La cover del documentario “All Happy Mornings – Bisessualità e Amore”
La cover del documentario “All Happy Mornings – Bisessualità e Amore”
In questo contesto si inserisce il documentario “All Happy Mornings – Bisessualità e Amore” (2012) del regista iraniano Omer Yefman, in onda il 1° ottobre su Cielo (canale 26 del digitale terrestre). La pellicola ripercorre il viaggio personale del regista lungo il percorso di accettazione della propria bisessualità: il risultato è una presa di coscienza circa l’impossibilità di reprimere l’indole dei propri impulsi. Il film, girato con una semplice videocamera, espone un pezzo del mondo appassionato e selvaggio di Omer Yefman, attraverso il racconto del suo tumulto interiore per il bisogno di sentirsi 'completo', avendo rapporti sessuali con uomini pur mantenendo una relazione consolidata con una donna, la rock star nascente Chen Rotem che, se da un lato apprezza la sincerità del compagno, dall’altro non si sente abbastanza per lui.

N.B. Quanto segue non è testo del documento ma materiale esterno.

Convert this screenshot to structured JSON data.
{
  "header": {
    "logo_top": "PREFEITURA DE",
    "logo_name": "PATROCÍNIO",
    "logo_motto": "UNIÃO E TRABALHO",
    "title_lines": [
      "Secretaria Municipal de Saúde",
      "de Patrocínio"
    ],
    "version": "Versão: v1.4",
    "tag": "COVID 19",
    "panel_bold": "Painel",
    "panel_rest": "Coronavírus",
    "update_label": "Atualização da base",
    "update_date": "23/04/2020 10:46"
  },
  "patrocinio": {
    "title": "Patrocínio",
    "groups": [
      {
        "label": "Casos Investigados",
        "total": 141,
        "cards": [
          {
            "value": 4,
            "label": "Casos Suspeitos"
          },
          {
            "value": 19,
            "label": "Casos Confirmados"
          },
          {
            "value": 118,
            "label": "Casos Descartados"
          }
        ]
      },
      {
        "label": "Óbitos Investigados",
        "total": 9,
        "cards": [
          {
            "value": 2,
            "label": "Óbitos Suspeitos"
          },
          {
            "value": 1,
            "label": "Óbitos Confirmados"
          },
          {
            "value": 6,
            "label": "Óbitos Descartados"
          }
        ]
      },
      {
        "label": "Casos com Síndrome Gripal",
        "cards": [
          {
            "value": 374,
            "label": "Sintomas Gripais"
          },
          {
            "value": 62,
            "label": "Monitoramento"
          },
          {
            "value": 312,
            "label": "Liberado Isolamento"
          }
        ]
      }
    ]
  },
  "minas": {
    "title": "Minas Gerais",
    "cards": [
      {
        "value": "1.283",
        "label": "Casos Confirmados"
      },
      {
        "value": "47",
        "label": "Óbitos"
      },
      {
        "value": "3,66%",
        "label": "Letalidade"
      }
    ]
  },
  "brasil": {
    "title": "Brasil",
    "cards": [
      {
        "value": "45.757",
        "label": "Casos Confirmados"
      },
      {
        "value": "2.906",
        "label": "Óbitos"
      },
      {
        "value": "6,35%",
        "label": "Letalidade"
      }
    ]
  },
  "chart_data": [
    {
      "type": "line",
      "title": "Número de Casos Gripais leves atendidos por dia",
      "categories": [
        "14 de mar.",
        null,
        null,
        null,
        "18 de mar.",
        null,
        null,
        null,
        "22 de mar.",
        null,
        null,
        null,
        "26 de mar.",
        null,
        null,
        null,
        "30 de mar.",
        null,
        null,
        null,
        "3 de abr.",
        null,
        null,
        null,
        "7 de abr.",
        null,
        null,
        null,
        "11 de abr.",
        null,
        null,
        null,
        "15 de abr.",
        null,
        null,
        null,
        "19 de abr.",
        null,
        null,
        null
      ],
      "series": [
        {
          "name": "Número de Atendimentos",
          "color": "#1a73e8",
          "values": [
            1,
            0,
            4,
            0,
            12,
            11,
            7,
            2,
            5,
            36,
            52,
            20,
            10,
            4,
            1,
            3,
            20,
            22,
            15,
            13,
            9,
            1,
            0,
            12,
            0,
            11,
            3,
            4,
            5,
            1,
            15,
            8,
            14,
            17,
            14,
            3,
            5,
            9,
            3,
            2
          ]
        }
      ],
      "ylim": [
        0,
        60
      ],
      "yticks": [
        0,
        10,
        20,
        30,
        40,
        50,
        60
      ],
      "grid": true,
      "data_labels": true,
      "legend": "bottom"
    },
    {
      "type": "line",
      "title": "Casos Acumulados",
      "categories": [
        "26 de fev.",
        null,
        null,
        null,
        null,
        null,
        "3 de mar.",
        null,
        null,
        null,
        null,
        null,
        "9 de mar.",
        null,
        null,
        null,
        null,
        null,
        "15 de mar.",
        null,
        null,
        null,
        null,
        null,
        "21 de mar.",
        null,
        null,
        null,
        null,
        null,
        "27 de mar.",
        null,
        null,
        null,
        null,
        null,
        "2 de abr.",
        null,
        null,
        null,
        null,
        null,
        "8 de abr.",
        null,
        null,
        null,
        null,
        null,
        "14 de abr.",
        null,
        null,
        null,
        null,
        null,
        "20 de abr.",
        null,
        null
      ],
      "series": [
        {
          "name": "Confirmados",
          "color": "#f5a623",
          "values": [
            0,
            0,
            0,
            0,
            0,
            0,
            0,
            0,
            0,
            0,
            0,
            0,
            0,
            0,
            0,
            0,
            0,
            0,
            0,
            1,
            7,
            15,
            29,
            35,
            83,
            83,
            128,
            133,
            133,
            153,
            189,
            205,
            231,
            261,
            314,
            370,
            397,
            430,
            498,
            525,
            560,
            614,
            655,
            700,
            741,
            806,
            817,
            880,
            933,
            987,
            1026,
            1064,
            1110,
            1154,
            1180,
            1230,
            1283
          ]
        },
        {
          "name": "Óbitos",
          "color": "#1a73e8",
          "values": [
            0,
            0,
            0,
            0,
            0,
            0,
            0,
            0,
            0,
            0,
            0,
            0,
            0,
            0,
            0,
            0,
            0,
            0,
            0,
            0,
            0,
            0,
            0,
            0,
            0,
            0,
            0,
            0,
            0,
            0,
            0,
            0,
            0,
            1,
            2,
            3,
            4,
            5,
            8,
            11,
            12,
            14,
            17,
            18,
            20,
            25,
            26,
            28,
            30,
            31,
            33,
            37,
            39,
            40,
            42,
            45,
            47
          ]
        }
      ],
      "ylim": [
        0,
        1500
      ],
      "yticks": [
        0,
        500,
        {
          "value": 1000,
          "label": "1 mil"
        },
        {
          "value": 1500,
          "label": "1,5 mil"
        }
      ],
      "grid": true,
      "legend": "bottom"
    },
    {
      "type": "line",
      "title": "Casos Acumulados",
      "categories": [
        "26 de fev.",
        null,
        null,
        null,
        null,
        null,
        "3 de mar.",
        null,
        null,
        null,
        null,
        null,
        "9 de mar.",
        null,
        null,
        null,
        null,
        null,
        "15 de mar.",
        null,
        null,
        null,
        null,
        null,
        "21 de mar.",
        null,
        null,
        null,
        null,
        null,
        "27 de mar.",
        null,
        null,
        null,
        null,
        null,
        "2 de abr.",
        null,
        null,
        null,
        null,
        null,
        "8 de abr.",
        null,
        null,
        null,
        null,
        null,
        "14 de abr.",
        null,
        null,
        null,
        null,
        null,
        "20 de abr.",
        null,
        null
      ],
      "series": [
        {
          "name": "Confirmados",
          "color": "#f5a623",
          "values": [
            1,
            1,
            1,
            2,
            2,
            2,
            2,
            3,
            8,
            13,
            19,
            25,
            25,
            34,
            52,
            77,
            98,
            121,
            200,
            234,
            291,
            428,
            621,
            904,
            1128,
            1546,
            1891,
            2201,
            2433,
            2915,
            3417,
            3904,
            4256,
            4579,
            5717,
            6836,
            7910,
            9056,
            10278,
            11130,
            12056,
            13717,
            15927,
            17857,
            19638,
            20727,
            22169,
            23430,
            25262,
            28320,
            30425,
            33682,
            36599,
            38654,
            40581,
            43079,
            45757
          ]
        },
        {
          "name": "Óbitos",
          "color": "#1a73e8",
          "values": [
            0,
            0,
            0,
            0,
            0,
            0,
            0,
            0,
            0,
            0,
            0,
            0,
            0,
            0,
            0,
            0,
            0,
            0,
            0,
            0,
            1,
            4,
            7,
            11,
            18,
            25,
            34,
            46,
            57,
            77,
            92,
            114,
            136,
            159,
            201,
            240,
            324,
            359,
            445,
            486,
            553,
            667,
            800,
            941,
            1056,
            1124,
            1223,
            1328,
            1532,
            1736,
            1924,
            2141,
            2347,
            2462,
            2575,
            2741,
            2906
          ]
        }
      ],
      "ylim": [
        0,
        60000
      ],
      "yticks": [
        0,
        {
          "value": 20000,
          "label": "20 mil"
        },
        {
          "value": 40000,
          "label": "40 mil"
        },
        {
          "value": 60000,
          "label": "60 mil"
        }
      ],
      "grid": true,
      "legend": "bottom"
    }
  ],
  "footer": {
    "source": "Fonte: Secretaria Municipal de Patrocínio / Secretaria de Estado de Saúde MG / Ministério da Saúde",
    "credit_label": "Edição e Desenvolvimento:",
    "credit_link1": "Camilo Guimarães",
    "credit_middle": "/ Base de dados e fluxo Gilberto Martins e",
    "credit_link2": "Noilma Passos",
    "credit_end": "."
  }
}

Accanto al dilemma personale c'è poi la pressione derivante dalla singolare famiglia del protagonista, soprattutto per via dei genitori che desiderano la continuità del loro albero genealogico. Per tutta la pellicola, infatti, il regista fa i conti con la propria coscienza domandandosi se sarebbe in grado di avere una famiglia ‘normale’ e generare un erede. Omer Yefman - autore anche di una docuserie sulla storia della Terra d'Israele dalla preistoria al periodo ottomano - intreccia abilmente i suoi pensieri con quelli più intimi della fidanzata, dei suoi amanti e dei propri familiari, in un film che mette in correlazione le norme sociali, le dinamiche familiari e la sessualità attraverso uno sguardo attento alle tendenze culturali vigenti all’interno di un Paese che predilige l’essere sessualmente 'standard'.